Accordingly, the anti-pop circuit of the embodiment of the present invention includes a capacitor. Because of the inherent characteristic of a capacitor, the pop sound with positive polarity and the pop sound with negative polarity both may be absorbed by the capacitor. Therefore, the disadvantage of the prior art where a negative polarity pop sound cannot be absorbed is resolved. Moreover, the capacitor and a resistor of the low pass filter may form another filter to further restrain the “pop” phenomenon.

As is understood by a person skilled in the art, the foregoing descriptions of the preferred embodiments of the present invention are an illustration of the present invention rather than a limitation thereof. Various modifications and similar arrangements are included within the spirit and scope of the appended claims. The scope of the claims should be accorded to the broadest interpretation so as to encompass all such modifications and similar structures. While preferred embodiments of the invention have been illustrated and described, it will be appreciated that various changes can be made therein without departing from the spirit and scope of the invention.

Claims

1. An anti-pop circuit, wherein the circuit is coupled with a sound output device, comprising:

a capacitor coupled with the sound output device;

a switch with two ends, wherein one end is coupled to the capacitor and the other end is grounded; and

a control circuit to generate a control signal to switch the switch, wherein when the switch is conducted by the control signal, a “pop” sound is absorbed by the capacitor.

2. The anti-pop circuit of claim 1, wherein the switch comprises a BJT.

3. The anti-pop circuit of claim 1, wherein the control circuit comprises a BJT.

4. The anti-pop circuit of claim 1, wherein when the switch is cut off by the control signal, the anti-pop circuit is stopped.

5. An anti-pop circuit, wherein the circuit is coupled with a sound output device, comprising:

a switch coupling with the sound output device;

a capacitor with two ends, wherein one end is coupled to the switch and the other end is grounded; and

a control circuit to generate a control signal to switch the switch, wherein when the switch is conducted by the control signal, a “pop” sound is absorbed by the capacitor.

6. The anti-pop circuit of claim 5, wherein the switch comprises a BJT.

7. The anti-pop circuit of claim 5, wherein the control circuit comprises a BJT.

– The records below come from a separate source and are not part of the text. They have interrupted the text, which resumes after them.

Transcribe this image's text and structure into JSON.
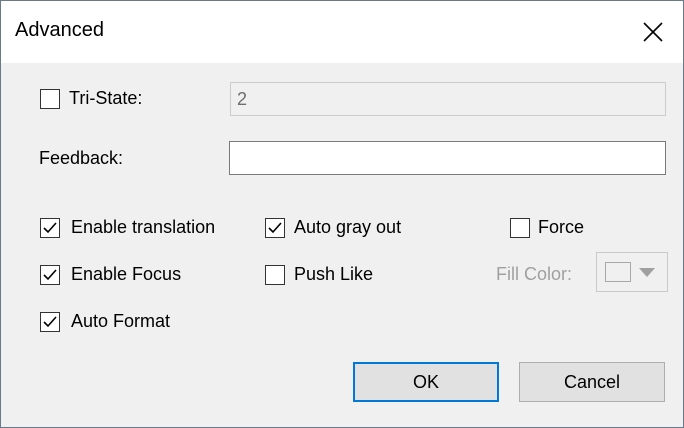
{
  "window": {
    "title": "Advanced"
  },
  "icons": {
    "close": "close-icon",
    "check": "check-icon",
    "dropdown": "chevron-down-icon"
  },
  "tri_state": {
    "label": "Tri-State:",
    "checked": false,
    "value": "2",
    "enabled": false
  },
  "feedback": {
    "label": "Feedback:",
    "value": ""
  },
  "options": {
    "enable_translation": {
      "label": "Enable translation",
      "checked": true
    },
    "auto_gray_out": {
      "label": "Auto gray out",
      "checked": true
    },
    "force": {
      "label": "Force",
      "checked": false
    },
    "enable_focus": {
      "label": "Enable Focus",
      "checked": true
    },
    "push_like": {
      "label": "Push Like",
      "checked": false
    },
    "auto_format": {
      "label": "Auto Format",
      "checked": true
    }
  },
  "fill_color": {
    "label": "Fill Color:",
    "enabled": false
  },
  "buttons": {
    "ok": "OK",
    "cancel": "Cancel"
  },
  "colors": {
    "default_button_border": "#0078d7",
    "disabled_text": "#a0a0a0",
    "dialog_background": "#f0f0f0"
  }
}
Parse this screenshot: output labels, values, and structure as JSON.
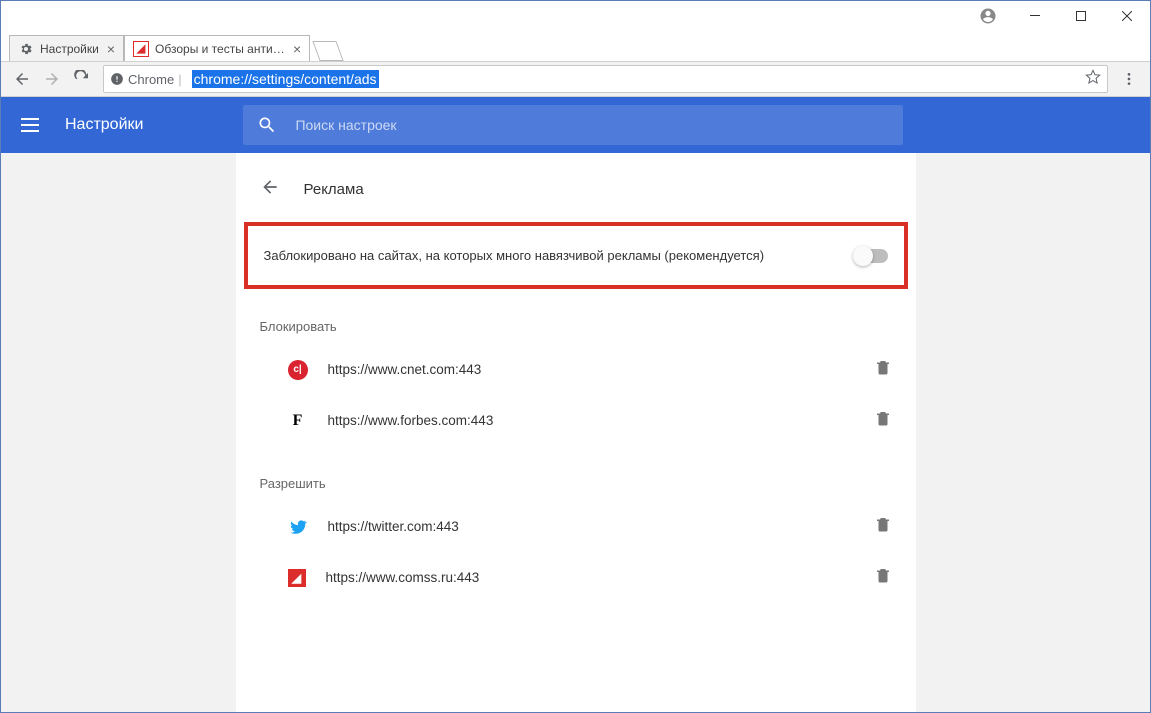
{
  "window": {
    "tabs": [
      {
        "title": "Настройки",
        "active": true
      },
      {
        "title": "Обзоры и тесты антиви",
        "active": false
      }
    ],
    "omnibox_prefix": "Chrome",
    "omnibox_url": "chrome://settings/content/ads"
  },
  "header": {
    "title": "Настройки",
    "search_placeholder": "Поиск настроек"
  },
  "page": {
    "title": "Реклама",
    "toggle_label": "Заблокировано на сайтах, на которых много навязчивой рекламы (рекомендуется)",
    "sections": {
      "block": {
        "title": "Блокировать",
        "items": [
          {
            "icon": "cnet",
            "icon_text": "c|",
            "url": "https://www.cnet.com:443"
          },
          {
            "icon": "forbes",
            "icon_text": "F",
            "url": "https://www.forbes.com:443"
          }
        ]
      },
      "allow": {
        "title": "Разрешить",
        "items": [
          {
            "icon": "twitter",
            "url": "https://twitter.com:443"
          },
          {
            "icon": "comss",
            "icon_text": "◢",
            "url": "https://www.comss.ru:443"
          }
        ]
      }
    }
  }
}
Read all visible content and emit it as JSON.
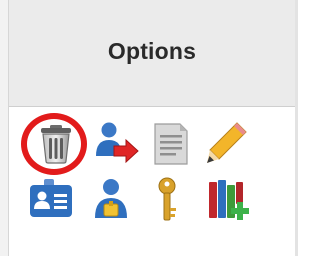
{
  "header": {
    "title": "Options"
  },
  "icons": [
    {
      "name": "trash-icon",
      "row": 1,
      "col": 1
    },
    {
      "name": "user-move-icon",
      "row": 1,
      "col": 2
    },
    {
      "name": "document-icon",
      "row": 1,
      "col": 3
    },
    {
      "name": "pencil-icon",
      "row": 1,
      "col": 4
    },
    {
      "name": "id-card-icon",
      "row": 2,
      "col": 1
    },
    {
      "name": "user-badge-icon",
      "row": 2,
      "col": 2
    },
    {
      "name": "key-icon",
      "row": 2,
      "col": 3
    },
    {
      "name": "books-add-icon",
      "row": 2,
      "col": 4
    }
  ],
  "colors": {
    "highlight": "#e21b1b",
    "header_bg": "#ebebeb"
  }
}
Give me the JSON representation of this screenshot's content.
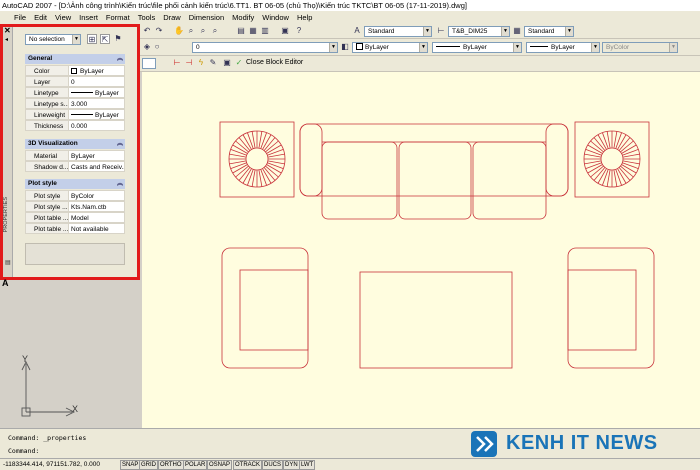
{
  "window": {
    "title": "AutoCAD 2007 - [D:\\Ảnh công trình\\Kiến trúc\\file phối cảnh kiến trúc\\6.TT1. BT 06-05 (chủ Thọ)\\Kiến trúc TKTC\\BT 06-05 (17-11-2019).dwg]"
  },
  "menu": [
    "File",
    "Edit",
    "View",
    "Insert",
    "Format",
    "Tools",
    "Draw",
    "Dimension",
    "Modify",
    "Window",
    "Help"
  ],
  "toolbar_styles": {
    "text_style": "Standard",
    "dim_style": "T&B_DIM25",
    "table_style": "Standard"
  },
  "toolbar_layers": {
    "layer": "0",
    "color": "ByLayer",
    "linetype": "ByLayer",
    "lineweight": "ByLayer",
    "plotstyle": "ByColor"
  },
  "block_editor": {
    "close_label": "Close Block Editor"
  },
  "properties": {
    "selection": "No selection",
    "general": {
      "title": "General",
      "rows": [
        {
          "key": "Color",
          "value": "ByLayer"
        },
        {
          "key": "Layer",
          "value": "0"
        },
        {
          "key": "Linetype",
          "value": "ByLayer"
        },
        {
          "key": "Linetype s...",
          "value": "3.000"
        },
        {
          "key": "Lineweight",
          "value": "ByLayer"
        },
        {
          "key": "Thickness",
          "value": "0.000"
        }
      ]
    },
    "viz": {
      "title": "3D Visualization",
      "rows": [
        {
          "key": "Material",
          "value": "ByLayer"
        },
        {
          "key": "Shadow d...",
          "value": "Casts and Receiv..."
        }
      ]
    },
    "plot": {
      "title": "Plot style",
      "rows": [
        {
          "key": "Plot style",
          "value": "ByColor"
        },
        {
          "key": "Plot style ...",
          "value": "Kts.Nam.ctb"
        },
        {
          "key": "Plot table ...",
          "value": "Model"
        },
        {
          "key": "Plot table ...",
          "value": "Not available"
        }
      ]
    },
    "side_label": "PROPERTIES"
  },
  "ucs": {
    "x": "X",
    "y": "Y"
  },
  "command": {
    "line1": "Command:  _properties",
    "line2": "Command:"
  },
  "status": {
    "coords": "-1183344.414, 971151.782, 0.000",
    "buttons": [
      "SNAP",
      "GRID",
      "ORTHO",
      "POLAR",
      "OSNAP",
      "OTRACK",
      "DUCS",
      "DYN",
      "LWT"
    ]
  },
  "watermark": {
    "text": "KENH IT NEWS"
  },
  "colors": {
    "drawing_bg": "#fffddf",
    "lines": "#c8323a",
    "highlight": "#e21b1b",
    "brand": "#1a74b8"
  }
}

8. The anti-pop circuit of claim 5, wherein when the switch is cut off by the control signal, the anti-pop circuit is stopped.

9. A method to prevent a “pop” sound from a sound output device, comprises:

coupling a capacitor to the sound output device;

generating a control signal to switch a switch; and

when the switch is switched by the control signal, the “pop” sound is absorbed by the capacitor.

10. The method of claim 9, wherein coupling a capacitor to the sound output device is through at least one BJT.